The article gives a historical analysis of appearance and reinforcement of such a notion as “exclusive right” in special legal literature, as well as in legislation. The sufficiently detailed description of the category under consideration is given as a result of the conducted research. It is established that in modern understanding the term “exclusive right” comprises the set of property rights, the realization of which allows putting into practice the intellectual property usage; there fore this right represents a property law which takes part in civil circulation. It is indicated that the right under consideration is an exclusive right as it, by means of direct law prohibition, eliminates other entities (that are not exclusive owners) from the possibility of using the result of an intellectual activity or a means of individualization. Thus, the exclusive right is a monopoly scheme giving its holder the advantage of being the only one that has the possibility of its realization at his discretion in any way unless prohibited by law. It is established that Russian civil legislation is based on the legal scheme of exclusive right as an indivisible (integral) right.
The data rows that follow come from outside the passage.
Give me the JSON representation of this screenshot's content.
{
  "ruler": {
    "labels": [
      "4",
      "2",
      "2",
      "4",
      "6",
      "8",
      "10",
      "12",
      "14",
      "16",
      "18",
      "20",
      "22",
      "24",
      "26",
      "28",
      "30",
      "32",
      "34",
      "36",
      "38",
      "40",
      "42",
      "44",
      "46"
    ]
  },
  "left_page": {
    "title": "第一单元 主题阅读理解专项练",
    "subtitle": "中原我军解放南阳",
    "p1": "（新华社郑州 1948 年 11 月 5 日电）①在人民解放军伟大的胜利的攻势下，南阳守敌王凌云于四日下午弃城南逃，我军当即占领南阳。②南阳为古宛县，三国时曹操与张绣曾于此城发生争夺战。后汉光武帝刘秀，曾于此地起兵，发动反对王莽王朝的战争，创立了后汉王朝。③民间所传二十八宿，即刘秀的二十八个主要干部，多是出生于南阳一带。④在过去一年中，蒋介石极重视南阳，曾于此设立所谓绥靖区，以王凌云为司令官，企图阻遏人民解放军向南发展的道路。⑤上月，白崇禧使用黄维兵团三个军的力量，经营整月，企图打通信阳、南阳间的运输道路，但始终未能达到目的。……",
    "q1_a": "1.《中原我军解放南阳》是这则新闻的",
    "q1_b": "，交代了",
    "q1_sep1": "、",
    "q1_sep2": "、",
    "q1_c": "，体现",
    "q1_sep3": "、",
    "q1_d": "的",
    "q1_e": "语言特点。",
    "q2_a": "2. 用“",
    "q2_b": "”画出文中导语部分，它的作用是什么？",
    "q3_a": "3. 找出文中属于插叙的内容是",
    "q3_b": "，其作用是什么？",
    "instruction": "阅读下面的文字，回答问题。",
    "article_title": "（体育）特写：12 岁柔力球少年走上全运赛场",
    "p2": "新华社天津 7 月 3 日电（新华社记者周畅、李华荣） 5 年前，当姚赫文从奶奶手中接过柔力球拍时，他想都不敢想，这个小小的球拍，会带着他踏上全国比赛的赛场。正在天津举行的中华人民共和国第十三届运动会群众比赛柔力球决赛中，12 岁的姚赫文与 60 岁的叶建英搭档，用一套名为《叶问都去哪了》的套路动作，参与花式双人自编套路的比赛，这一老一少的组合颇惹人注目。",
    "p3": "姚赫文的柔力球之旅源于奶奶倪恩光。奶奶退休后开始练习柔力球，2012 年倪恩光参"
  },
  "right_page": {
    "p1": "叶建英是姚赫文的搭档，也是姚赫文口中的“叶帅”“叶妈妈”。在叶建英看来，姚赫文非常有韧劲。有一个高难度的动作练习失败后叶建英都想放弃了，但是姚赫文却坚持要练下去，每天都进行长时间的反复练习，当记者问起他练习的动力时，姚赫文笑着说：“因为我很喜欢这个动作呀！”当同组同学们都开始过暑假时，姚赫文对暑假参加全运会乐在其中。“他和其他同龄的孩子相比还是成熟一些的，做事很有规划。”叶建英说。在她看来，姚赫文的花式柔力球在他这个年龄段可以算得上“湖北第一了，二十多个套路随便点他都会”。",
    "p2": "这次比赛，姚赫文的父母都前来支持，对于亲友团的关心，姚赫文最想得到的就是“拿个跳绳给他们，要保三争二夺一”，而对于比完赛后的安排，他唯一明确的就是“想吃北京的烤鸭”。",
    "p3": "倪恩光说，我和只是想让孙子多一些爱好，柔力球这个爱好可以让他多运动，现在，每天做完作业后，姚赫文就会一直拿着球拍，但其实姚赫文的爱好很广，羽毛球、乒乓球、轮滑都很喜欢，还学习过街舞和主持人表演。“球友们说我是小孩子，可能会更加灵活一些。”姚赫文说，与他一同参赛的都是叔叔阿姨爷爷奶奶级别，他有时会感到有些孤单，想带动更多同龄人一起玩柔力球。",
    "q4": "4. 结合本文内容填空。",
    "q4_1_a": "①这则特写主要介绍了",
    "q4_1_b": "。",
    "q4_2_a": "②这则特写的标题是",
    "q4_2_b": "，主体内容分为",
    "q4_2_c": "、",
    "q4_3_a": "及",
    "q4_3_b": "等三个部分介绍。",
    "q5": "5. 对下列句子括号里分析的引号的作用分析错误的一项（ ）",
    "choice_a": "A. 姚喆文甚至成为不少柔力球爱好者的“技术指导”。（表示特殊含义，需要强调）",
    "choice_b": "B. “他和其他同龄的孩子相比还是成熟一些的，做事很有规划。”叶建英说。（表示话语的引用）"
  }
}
On the basis of the characteristics listed above, having highlighted the available opinions of specialists concerning the possibility of allocating an ownership interest in an exclusive right, the conclusion about the impossibility of allocating a share in an exclusive right is drawn. Issues of joint use and disposition of the exclusive right are brought to light, which initially must be discussed by the co-owners together, and if it is impossible to reach such an agreement between the right holders, it becomes necessary to resolve them by legal means. The mode of co-owning of the exclusive right over the result of intellectual activity and the means of individualization are determined.